Adam Smith observed this period closely and concluded that some attention must be given to ameliorating the tensions exhibited in these circumstances.
Gene Callahan opines that Adam Smith saw these “downsides as the division of labour, while offering education as means to treat the disease”.
Kennedy argues that Adam Smith, an experienced educator - three years a student at Glasgow and six years at Oxford - and sixteen years as a lecturer (Edinburgh for three years, in a private initiative, and thirteen years a professor at Glasgow). He was passionately committed to the general compulsory education of all male children from 6 years of age to at least 8 years of age and to 14 years of age where possible, paid for from charitable donations and some public finance, as well as, where practicable for parental contributions, on the long-standing Scottish model.

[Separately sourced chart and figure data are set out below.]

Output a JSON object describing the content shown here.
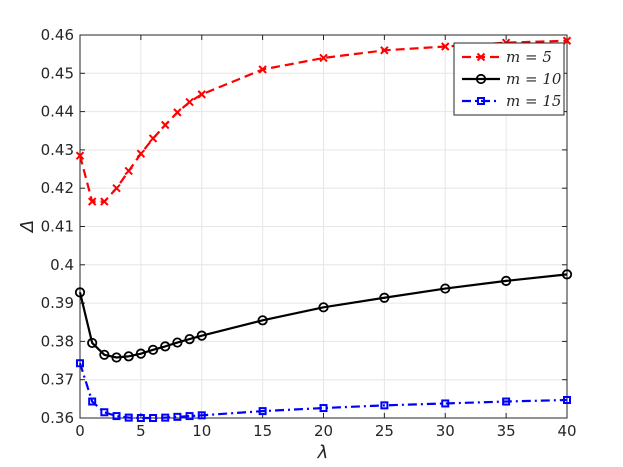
{
  "chart_data": {
    "type": "line",
    "xlabel": "λ",
    "ylabel": "Δ",
    "xlim": [
      0,
      40
    ],
    "ylim": [
      0.36,
      0.46
    ],
    "xticks": [
      0,
      5,
      10,
      15,
      20,
      25,
      30,
      35,
      40
    ],
    "yticks": [
      0.36,
      0.37,
      0.38,
      0.39,
      0.4,
      0.41,
      0.42,
      0.43,
      0.44,
      0.45,
      0.46
    ],
    "ytick_labels": [
      "0.36",
      "0.37",
      "0.38",
      "0.39",
      "0.4",
      "0.41",
      "0.42",
      "0.43",
      "0.44",
      "0.45",
      "0.46"
    ],
    "xtick_labels": [
      "0",
      "5",
      "10",
      "15",
      "20",
      "25",
      "30",
      "35",
      "40"
    ],
    "grid": true,
    "legend_position": "top-right",
    "x": [
      0,
      1,
      2,
      3,
      4,
      5,
      6,
      7,
      8,
      9,
      10,
      15,
      20,
      25,
      30,
      35,
      40
    ],
    "series": [
      {
        "name": "m = 5",
        "color": "#ff0000",
        "linestyle": "dashed",
        "marker": "x",
        "values": [
          0.4285,
          0.4165,
          0.4165,
          0.42,
          0.4245,
          0.429,
          0.433,
          0.4365,
          0.4398,
          0.4425,
          0.4445,
          0.451,
          0.454,
          0.456,
          0.457,
          0.458,
          0.4585
        ]
      },
      {
        "name": "m = 10",
        "color": "#000000",
        "linestyle": "solid",
        "marker": "circle",
        "values": [
          0.3928,
          0.3796,
          0.3765,
          0.3758,
          0.3761,
          0.3768,
          0.3778,
          0.3787,
          0.3797,
          0.3806,
          0.3815,
          0.3855,
          0.3889,
          0.3914,
          0.3938,
          0.3958,
          0.3975
        ]
      },
      {
        "name": "m = 15",
        "color": "#0000ff",
        "linestyle": "dashdot",
        "marker": "square",
        "values": [
          0.3743,
          0.3643,
          0.3615,
          0.3605,
          0.3601,
          0.36,
          0.36,
          0.3601,
          0.3603,
          0.3605,
          0.3607,
          0.3618,
          0.3626,
          0.3633,
          0.3638,
          0.3643,
          0.3647
        ]
      }
    ]
  }
}
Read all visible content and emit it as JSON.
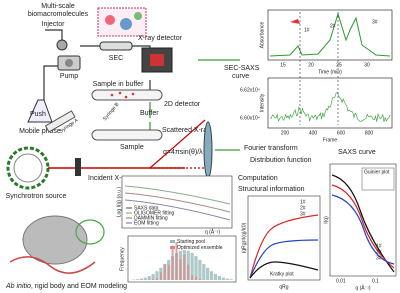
{
  "labels": {
    "molecules": [
      "Multi-scale",
      "biomacromolecules"
    ],
    "injector": "Injector",
    "xray_detector": "X-ray detector",
    "pump": "Pump",
    "sec": "SEC",
    "mobile_phase": "Mobile phase",
    "sample_in_buffer": "Sample in buffer",
    "buffer": "Buffer",
    "push": "Push",
    "syringe_a": "Syringe A",
    "syringe_b": "Syringe B",
    "sample": "Sample",
    "detector_2d": "2D detector",
    "sec_saxs_curve": [
      "SEC-SAXS",
      "curve"
    ],
    "synchrotron": "Synchrotron source",
    "incident": "Incident X-ray",
    "scattered": "Scattered X-ray",
    "q_formula": "q=4πsin(θ)/λ",
    "fourier": "Fourier transform",
    "distribution": "Distribution function",
    "saxs_curve": "SAXS curve",
    "computation": "Computation",
    "structural": "Structural information",
    "modeling": [
      "Ab initio",
      ", rigid body and EOM modeling"
    ]
  },
  "chromatogram": {
    "y_label_top": "Absorbance",
    "x_label_top": "Time (min)",
    "x_ticks_top": [
      "15",
      "20",
      "25",
      "30"
    ],
    "y_label_bottom": "Intensity",
    "x_label_bottom": "Frame",
    "x_ticks_bottom": [
      "200",
      "400",
      "600",
      "800"
    ],
    "y_ticks_bottom": [
      "6.62x10⁴",
      "6.60x10⁴"
    ],
    "peaks": [
      "1#",
      "2#",
      "3#"
    ]
  },
  "fit_panel": {
    "legend": [
      "SAXS data",
      "OLIGOMER fitting",
      "DAMMIN fitting",
      "EOM fitting"
    ],
    "y_label": "Log I(q) (a.u.)",
    "x_label": "q (Å⁻¹)"
  },
  "histogram": {
    "y_label": "Frequency",
    "legend": [
      "Starting pool",
      "Optimized ensemble"
    ]
  },
  "kratky": {
    "title": "Kratky plot",
    "y_label": "(qRg)²I(q)/I(0)",
    "x_label": "qRg",
    "series": [
      "1#",
      "2#",
      "3#"
    ]
  },
  "saxs": {
    "y_label": "I(q)",
    "x_label": "q (Å⁻¹)",
    "x_ticks": [
      "0.01",
      "0.1"
    ],
    "inset": "Guinier plot",
    "series": [
      "1#",
      "2#",
      "3#"
    ]
  }
}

Placed in the context of ‘Wealth Of Nations’ (1776), Smith’s focus in WN Book V, on the education of youths, his primary concern was to convince the middle and upper class - the likely readers of his two volumes- and the government to endorse and adopt the Scottish model of ‘Little Schools’ throughout the whole of the United Kingdom, specifically in England as the largest member country of UK. For this purpose the somewhat dramatic illustration he used of the dangers of social unrest from illiterate, ignorant, and emotional susceptibilities of such uneducated illiterate people to the “enthusiasm” and “superstition” of ignorant agitators who would more easily persuade ignorant men. For Smith it was a ‘no-brainer’ solution and this chapter should be read that way.

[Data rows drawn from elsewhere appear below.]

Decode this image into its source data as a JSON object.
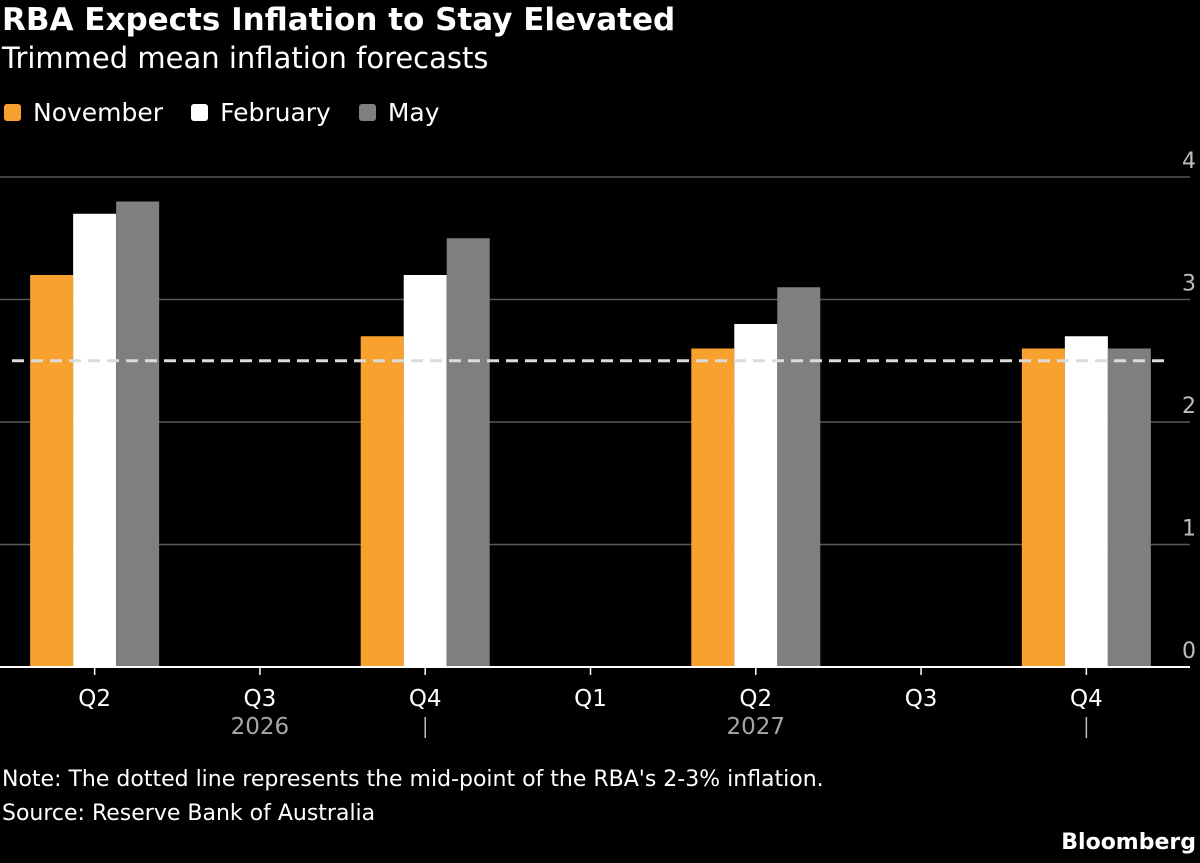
{
  "chart_data": {
    "type": "bar",
    "title": "RBA Expects Inflation to Stay Elevated",
    "subtitle": "Trimmed mean inflation forecasts",
    "categories": [
      "Q2",
      "Q3",
      "Q4",
      "Q1",
      "Q2",
      "Q3",
      "Q4"
    ],
    "year_labels": [
      {
        "label": "2026",
        "index": 1
      },
      {
        "label": "2027",
        "index": 4
      }
    ],
    "year_break_indices": [
      2,
      6
    ],
    "series": [
      {
        "name": "November",
        "color": "#f9a12e",
        "values": [
          3.2,
          null,
          2.7,
          null,
          2.6,
          null,
          2.6
        ]
      },
      {
        "name": "February",
        "color": "#ffffff",
        "values": [
          3.7,
          null,
          3.2,
          null,
          2.8,
          null,
          2.7
        ]
      },
      {
        "name": "May",
        "color": "#7f7f7f",
        "values": [
          3.8,
          null,
          3.5,
          null,
          3.1,
          null,
          2.6
        ]
      }
    ],
    "reference_line": {
      "value": 2.5,
      "style": "dashed",
      "color": "#dcdcdc"
    },
    "y_ticks": [
      0,
      1,
      2,
      3,
      4
    ],
    "ylim": [
      0,
      4
    ],
    "y_axis_side": "right",
    "grid": true,
    "legend_position": "top-left"
  },
  "note": "Note: The dotted line represents the mid-point of the RBA's 2-3% inflation.",
  "source": "Source: Reserve Bank of Australia",
  "brand": "Bloomberg"
}
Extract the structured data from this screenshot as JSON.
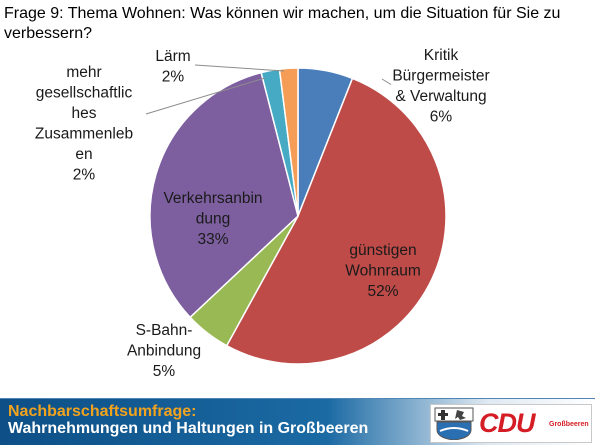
{
  "question": "Frage 9: Thema Wohnen: Was können wir machen, um die Situation für Sie zu verbessern?",
  "chart_data": {
    "type": "pie",
    "title": "",
    "slices": [
      {
        "label_lines": [
          "Kritik",
          "Bürgermeister",
          "& Verwaltung",
          "6%"
        ],
        "value": 6,
        "color": "#4a7ebb"
      },
      {
        "label_lines": [
          "günstigen",
          "Wohnraum",
          "52%"
        ],
        "value": 52,
        "color": "#be4b48"
      },
      {
        "label_lines": [
          "S-Bahn-",
          "Anbindung",
          "5%"
        ],
        "value": 5,
        "color": "#98b954"
      },
      {
        "label_lines": [
          "Verkehrsanbin",
          "dung",
          "33%"
        ],
        "value": 33,
        "color": "#7d5fa0"
      },
      {
        "label_lines": [
          "mehr",
          "gesellschaftlic",
          "hes",
          "Zusammenleb",
          "en",
          "2%"
        ],
        "value": 2,
        "color": "#46aac5"
      },
      {
        "label_lines": [
          "Lärm",
          "2%"
        ],
        "value": 2,
        "color": "#f59d56"
      }
    ]
  },
  "footer": {
    "title": "Nachbarschaftsumfrage:",
    "subtitle": "Wahrnehmungen und Haltungen in Großbeeren"
  },
  "logo": {
    "text": "CDU",
    "sub": "Großbeeren"
  }
}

To assert that Smith’s language in this chapter was about the “downside of the division of labour” is to misread him (a la Chomsky). Smith was a pragmatist, not an ideologue. He had already examined a serial fault in agriculture over previous centuries in its consquential social failing in the fragile living standards and absolute dependency of field labourers, but he softened condemnation of their treatment by their overlords with the observation that the tyranical behaviours arising from the unequal division of the land led, eventually to the “propagation of the species”. Little comfort for them, of which they remained oblivious!

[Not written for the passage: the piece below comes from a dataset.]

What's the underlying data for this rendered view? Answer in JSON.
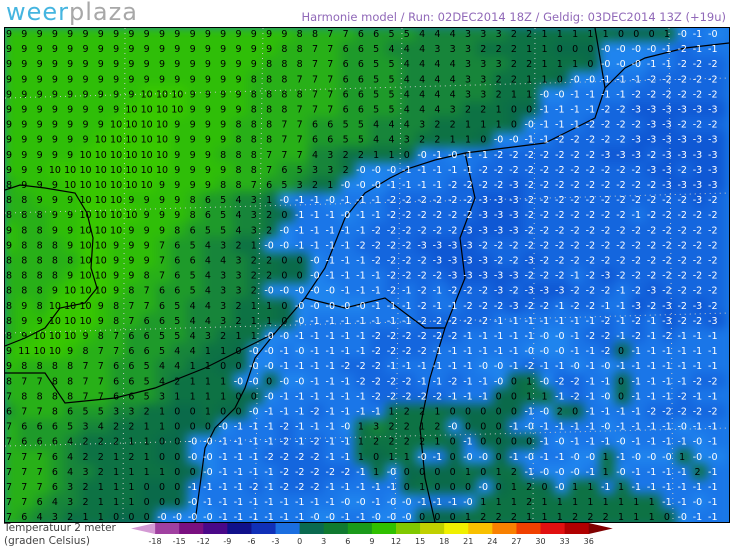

To suggest Smith was concerned above all about the division of labour going “too far”, etc., and that “quite obviously” he was “pointing out a downside to the division of labor, while offering education as a means to treat the disease”, is frankly astonishing. There never was any prospect of the “division of labour” being stopped - it had begun millennia ago and would continue indefinitely into the future, “downsides” and all. Pragmatically nothing could be done about it. But much could be done about education of the young, and Smith’s spur to do so, was the warn of the specific threat of the social disorders by leaving uneducated and ignorant boys to the blandishments of agitators.
Gene may feel on the side of agitators, as is his right in modern society, and may instinctively feel sympathy for them, but Smith was addressing then while Gene may be concerned with now. However, with growing mass education, rising output provided by the possibilities of wider and deeper divisions of labour that enable modern societies to be incomparably richer in production and consumption of goods and services for the most educated population throughout all history, the level of knowledge available to all today’s agitators is incomparably more literate and sophisticated than ever before. Those agitators who trade in violence to enforce their ignorance must now resort to doctrines of violence to enforce compliance because the education revolutions of the past three-hundred years remain a major barrier to the politics - and religions - of ignorance.
Adam Smith’s concerns were well directed at what mattered for liberating social change - education, education, and education - funded by unlimited divisions of labour across the globe.